Genesis 3:15 anticipates the conquest defeat of the serpent by the “Seed of the Woman.” The serpent is told that he does not and will not have the last word. He will be trampled down and crushed under the foot of the Redeemer (Num 24:17; Ps 109:5-6 [OSB]; Rom 16:20). This is the very struggle that is played out in Christ’s temptation in the wilderness. Just as in the Garden, the sly serpent quotes God’s words (Scripture) to trick Christ, the New Adam, into false worship: 

"If you are the Son of God, throw yourself down; for it is written, 'He will command his angels concerning you,' and 'On their hands they will bear you up, so that you will not dash your foot against a stone.'" (Matt 4:6) 

But as St. Gregory Nazianzen observes (Oration on Holy Baptism 10 [NPNF2 7.362), there is a rich irony here, in that the devil’s quotation of Psalm 90:11-12 leaves off just as the psalm predicts his very defeat: 

You [Christ] shalt tread on the asp and basilisk: and thou shalt trample on the lion and dragon. (Psalm 90:13) 

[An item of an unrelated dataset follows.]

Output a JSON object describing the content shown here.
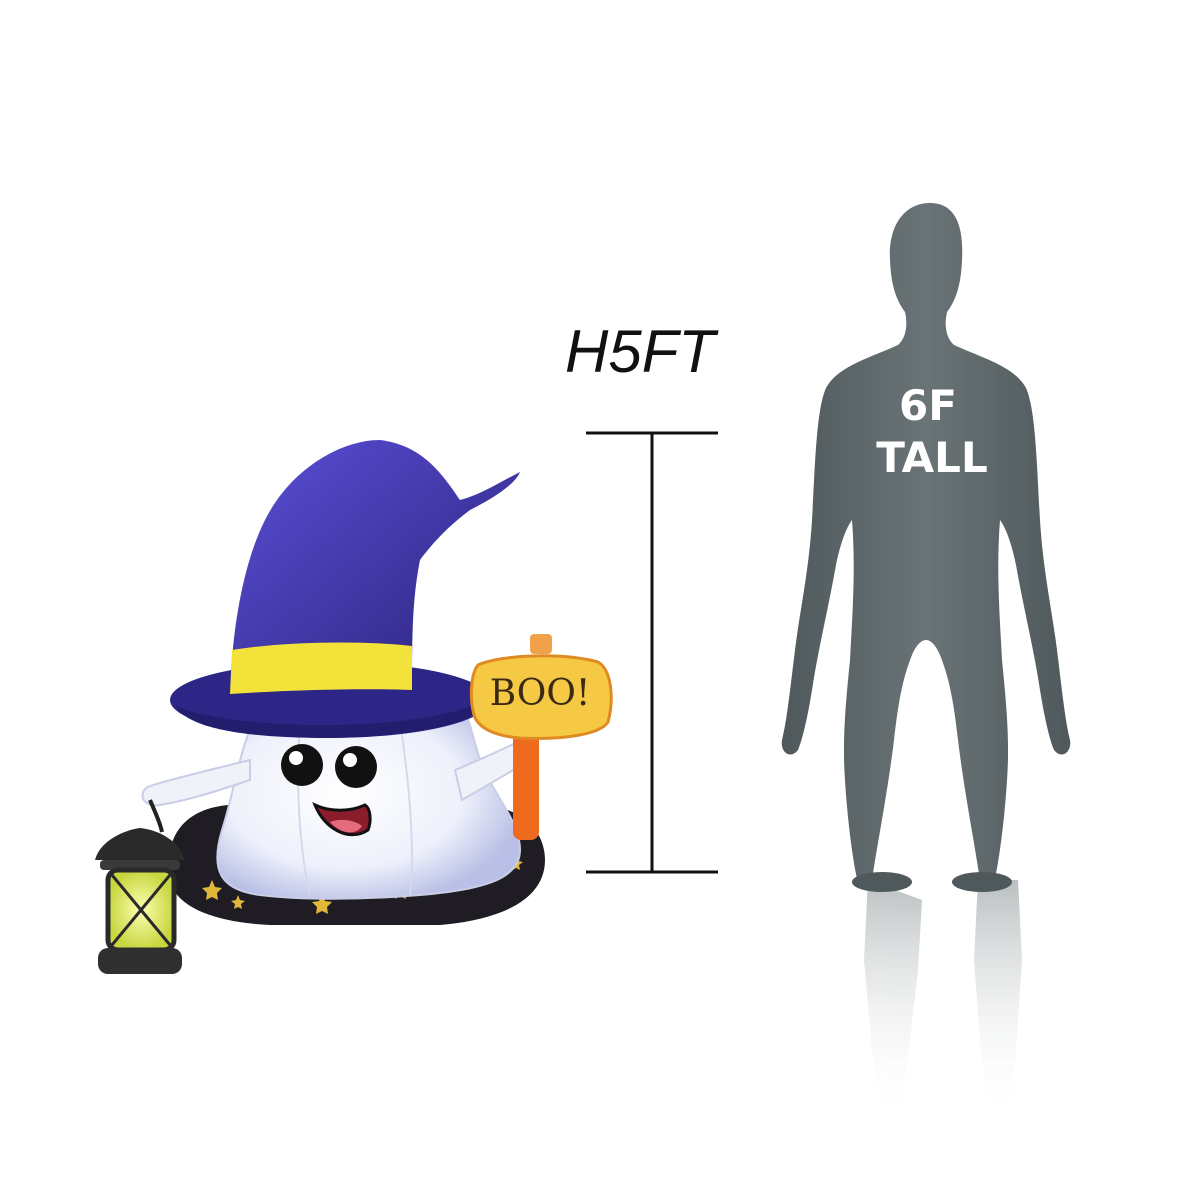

While the serpent’s defeat is assured, his bite, the “sting of death” (1 Cor 15:55), is still effective. The Cross of Christ removes death’s sting, just as the raised pole with the serpent in the wilderness brought healing to God’s people (Jn 3:14; Num 21:9), for Christ disarmed the principalities and powers when he nailed the “debt-sheet” of our sins on the Cross, taking away any basis for the devil to accuse us before God (Col 2:13-15) (cf. Joel C. Elowsky, ed., John 1-10 [ACCS: NT 4a; IVP, 2006], pp.123-5).